Why Linux Rules Servers

Linux is a Monolithic Kernel. Servers have these characteristics:

1. Fixed hardware specs: Don't suddenly plug/unplug USB.
2. Peak performance (speed) matters: 1ms latency affects revenue.
3. Stability covered by monitoring: If it crashes, auto-restart.

So even if it's bulky and harder to maintain, performance-beast monolithic Linux dominates the server market.
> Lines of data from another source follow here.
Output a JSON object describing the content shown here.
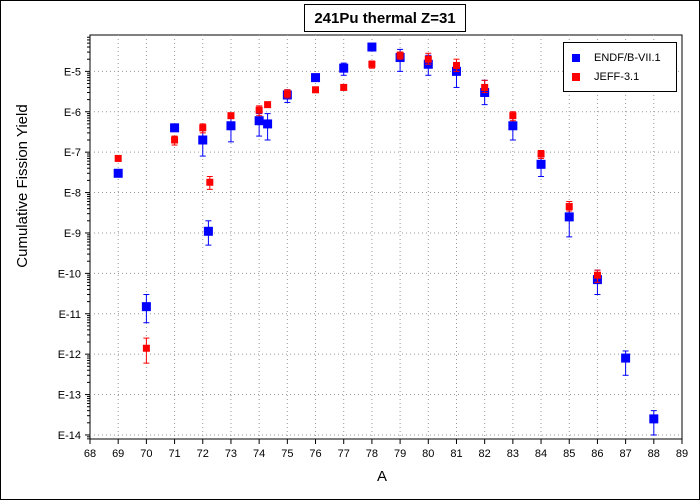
{
  "chart_data": {
    "type": "scatter",
    "title": "241Pu thermal Z=31",
    "xlabel": "A",
    "ylabel": "Cumulative Fission Yield",
    "xlim": [
      68,
      89
    ],
    "ylim_exp": [
      -14.1,
      -4.1
    ],
    "yscale": "log",
    "grid": true,
    "legend_position": "top-right",
    "x_ticks": [
      "68",
      "69",
      "70",
      "71",
      "72",
      "73",
      "74",
      "75",
      "76",
      "77",
      "78",
      "79",
      "80",
      "81",
      "82",
      "83",
      "84",
      "85",
      "86",
      "87",
      "88",
      "89"
    ],
    "y_ticks": [
      "E-5",
      "E-6",
      "E-7",
      "E-8",
      "E-9",
      "E-10",
      "E-11",
      "E-12",
      "E-13",
      "E-14"
    ],
    "series": [
      {
        "name": "ENDF/B-VII.1",
        "color": "#0000ff",
        "points": [
          {
            "a": 69,
            "yield": "3e-8",
            "err_low": "3e-8",
            "err_high": "3e-8"
          },
          {
            "a": 70,
            "yield": "1.5e-11",
            "err_low": "6e-12",
            "err_high": "3e-11"
          },
          {
            "a": 71,
            "yield": "4e-7",
            "err_low": "4e-7",
            "err_high": "4e-7"
          },
          {
            "a": 72,
            "yield": "2e-7",
            "err_low": "8e-8",
            "err_high": "4e-7"
          },
          {
            "a": 72.2,
            "yield": "1.1e-9",
            "err_low": "5e-10",
            "err_high": "2e-9"
          },
          {
            "a": 73,
            "yield": "4.5e-7",
            "err_low": "1.8e-7",
            "err_high": "7e-7"
          },
          {
            "a": 74,
            "yield": "6e-7",
            "err_low": "2.5e-7",
            "err_high": "9e-7"
          },
          {
            "a": 74.3,
            "yield": "5e-7",
            "err_low": "2e-7",
            "err_high": "9e-7"
          },
          {
            "a": 75,
            "yield": "2.6e-6",
            "err_low": "1.7e-6",
            "err_high": "3.5e-6"
          },
          {
            "a": 76,
            "yield": "7e-6",
            "err_low": "7e-6",
            "err_high": "7e-6"
          },
          {
            "a": 77,
            "yield": "1.2e-5",
            "err_low": "8e-6",
            "err_high": "1.6e-5"
          },
          {
            "a": 78,
            "yield": "4e-5",
            "err_low": "4e-5",
            "err_high": "4e-5"
          },
          {
            "a": 79,
            "yield": "2.2e-5",
            "err_low": "1e-5",
            "err_high": "3.5e-5"
          },
          {
            "a": 80,
            "yield": "1.5e-5",
            "err_low": "8e-6",
            "err_high": "2.5e-5"
          },
          {
            "a": 81,
            "yield": "1e-5",
            "err_low": "4e-6",
            "err_high": "1.5e-5"
          },
          {
            "a": 82,
            "yield": "3e-6",
            "err_low": "1.5e-6",
            "err_high": "6e-6"
          },
          {
            "a": 83,
            "yield": "4.5e-7",
            "err_low": "2e-7",
            "err_high": "7e-7"
          },
          {
            "a": 84,
            "yield": "5e-8",
            "err_low": "2.5e-8",
            "err_high": "1e-7"
          },
          {
            "a": 85,
            "yield": "2.5e-9",
            "err_low": "8e-10",
            "err_high": "4e-9"
          },
          {
            "a": 86,
            "yield": "7e-11",
            "err_low": "3e-11",
            "err_high": "1.2e-10"
          },
          {
            "a": 87,
            "yield": "8e-13",
            "err_low": "3e-13",
            "err_high": "1.2e-12"
          },
          {
            "a": 88,
            "yield": "2.5e-14",
            "err_low": "1e-14",
            "err_high": "4e-14"
          }
        ]
      },
      {
        "name": "JEFF-3.1",
        "color": "#ff0000",
        "points": [
          {
            "a": 69,
            "yield": "7e-8",
            "err_low": "6e-8",
            "err_high": "8e-8"
          },
          {
            "a": 70,
            "yield": "1.4e-12",
            "err_low": "6e-13",
            "err_high": "2.5e-12"
          },
          {
            "a": 71,
            "yield": "2e-7",
            "err_low": "1.5e-7",
            "err_high": "2.5e-7"
          },
          {
            "a": 72,
            "yield": "4e-7",
            "err_low": "3e-7",
            "err_high": "5e-7"
          },
          {
            "a": 72.25,
            "yield": "1.8e-8",
            "err_low": "1.2e-8",
            "err_high": "2.5e-8"
          },
          {
            "a": 73,
            "yield": "8e-7",
            "err_low": "7e-7",
            "err_high": "9e-7"
          },
          {
            "a": 74,
            "yield": "1.1e-6",
            "err_low": "8e-7",
            "err_high": "1.4e-6"
          },
          {
            "a": 74.3,
            "yield": "1.5e-6",
            "err_low": "1.5e-6",
            "err_high": "1.5e-6"
          },
          {
            "a": 75,
            "yield": "2.8e-6",
            "err_low": "2.2e-6",
            "err_high": "3.5e-6"
          },
          {
            "a": 76,
            "yield": "3.5e-6",
            "err_low": "3e-6",
            "err_high": "4e-6"
          },
          {
            "a": 77,
            "yield": "4e-6",
            "err_low": "4e-6",
            "err_high": "4e-6"
          },
          {
            "a": 78,
            "yield": "1.5e-5",
            "err_low": "1.2e-5",
            "err_high": "1.8e-5"
          },
          {
            "a": 79,
            "yield": "2.5e-5",
            "err_low": "2e-5",
            "err_high": "3e-5"
          },
          {
            "a": 80,
            "yield": "2e-5",
            "err_low": "1.5e-5",
            "err_high": "2.8e-5"
          },
          {
            "a": 81,
            "yield": "1.4e-5",
            "err_low": "1e-5",
            "err_high": "2e-5"
          },
          {
            "a": 82,
            "yield": "4e-6",
            "err_low": "3e-6",
            "err_high": "6e-6"
          },
          {
            "a": 83,
            "yield": "8e-7",
            "err_low": "6e-7",
            "err_high": "1e-6"
          },
          {
            "a": 84,
            "yield": "9e-8",
            "err_low": "7e-8",
            "err_high": "1.1e-7"
          },
          {
            "a": 85,
            "yield": "4.5e-9",
            "err_low": "3.5e-9",
            "err_high": "6e-9"
          },
          {
            "a": 86,
            "yield": "9e-11",
            "err_low": "6e-11",
            "err_high": "1.2e-10"
          }
        ]
      }
    ]
  }
}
99%+ of AWS, Google Cloud, Azure run on Linux kernel.

Summary

At first, I started with "What's the difference between OS and Kernel?" Now I summarize it like this:

• Kernel is the Core of OS and the Absolute Ruler of hardware.
• Ring 0 (Kernel Space) and Ring 3 (User Space) are the caste system divided by CPU.
• System call is the only way user programs ask the kernel for help.
• Monolithic kernel is fast but unstable, micro kernel is stable but slow. Modern is hybrid mixing both.
• Linux dominates servers because of speed.
• Docker shares host kernel to be lightweight, eBPF extends kernel safely.

In the end, this was it: Kernel is the engine of the computer. When engine stops, the car is scrap metal.